Should We Have Alimony In Indiana?
Although alimony is not currently available as an option to couples getting divorced in Indiana, per se, there is a growing consensus that maybe it should. The current rules for property division in a divorce goes back to 1973 when the Indiana General Assembly decided that property division should take one of two forms. Either a division of property or maintenance (sometimes also known as alimony). However, the rules make it very difficult for someone going through a divorce to get maintenance. In fact, you essentially have to either be disabled, or be the caregiver of a disabled child born of the marriage to qualify for maintenance in most situations.
Our current system presumes that if we simply divide all of the marital assets evenly that there should be no need for alimony. The problem with this idea is that in some cases when a couple gets divorced, you will have one spouse who earns a lot on a monthly basis, but with no assets of the marriage. This leaves the other spouse with little or nothing in the way of assets, and no way of earning what they need to survive.
Another issue with our current system is the fairness in dividing assets evenly. Our current system is what we call a “One Pot” system, where we put all of the couple’s assets and debts into one pot and then split it in half. Of course it is more complicated than that, but in essence that is how it works. Problems can arise when you have one spouse who either had a lot of assets before the marriage or inherited a large amount during the marriage. Our laws do allow for some things like inheritance to sometimes not be counted as a marital asset, but it is not guaranteed. When you have these types of assets, is it fair for the other spouse to automatically get half?
Indiana Senate Resolution 32 has called for a committee to be appointed to study the topic of spousal and educational support. The results of this study will help determine the tone of the discussion of whether we should allow alimony as an option to the courts in a divorce. Although there clearly are some issues with our current system, what would be a reasonable solution?
On the one hand we could keep our current system as it is. This would allow us to keep the division of property in a divorce as a fairly simple and straight forward process, but it doesn’t address the issue of dealing with divorces with few to no assets. Our current system does allow for a fairly streamlined process which should end up requiring less time in court and less legal fees in most situations.
On the other hand, we could add alimony to our system, but then we would have to look at how we divide marital assets to make it more balanced based on the type of asset and when it was acquired. Some states like Florida have five different types of alimony, and require you to assess all of the couple’s assets to determine if they should be considered marital or non-marital in nature. This would make property division much more complicated and would require more time in court to argue the merits of your side, which in our current backlog of family law cases could just make things worse.

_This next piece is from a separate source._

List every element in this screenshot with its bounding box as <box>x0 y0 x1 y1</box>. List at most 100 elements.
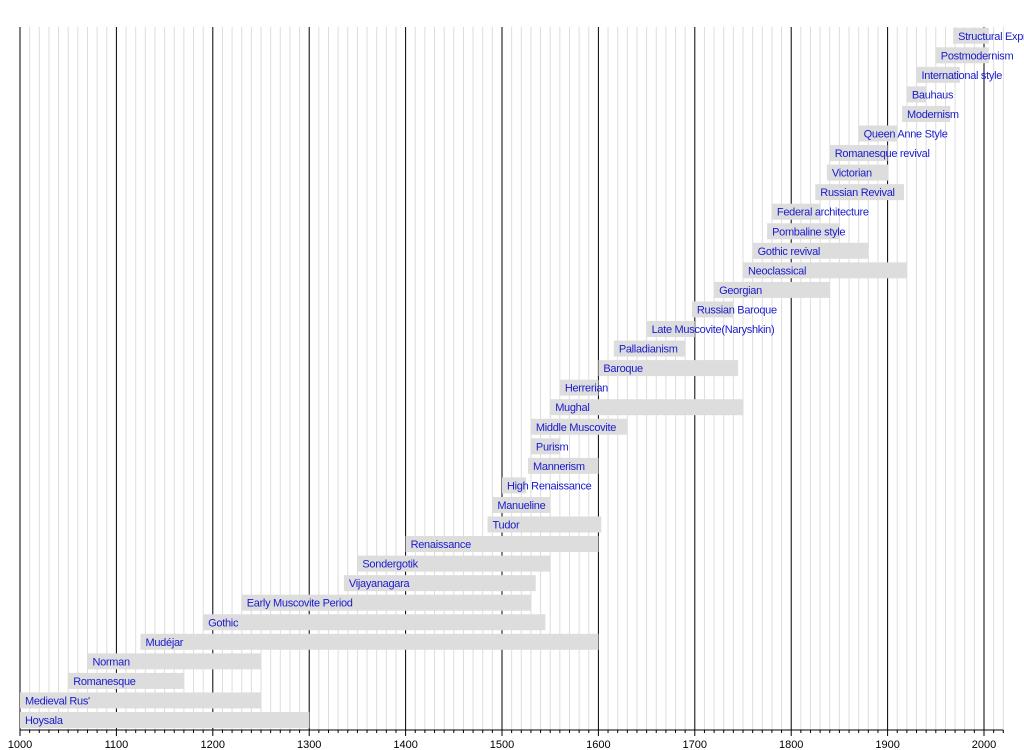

We could also allow for alimony in some situations and not allow it in others. Again, this would require more time in court arguing the merits of both sides, and ultimately we would be forcing our judges to decide who deserved alimony and who didn’t.
There is no clear answer, and it is likely that we will never have a system that fits every situation. Although there are unquestionably situations where alimony is appropriate and needed, but a complete re-haul of our system will be costly and time consuming for everyone.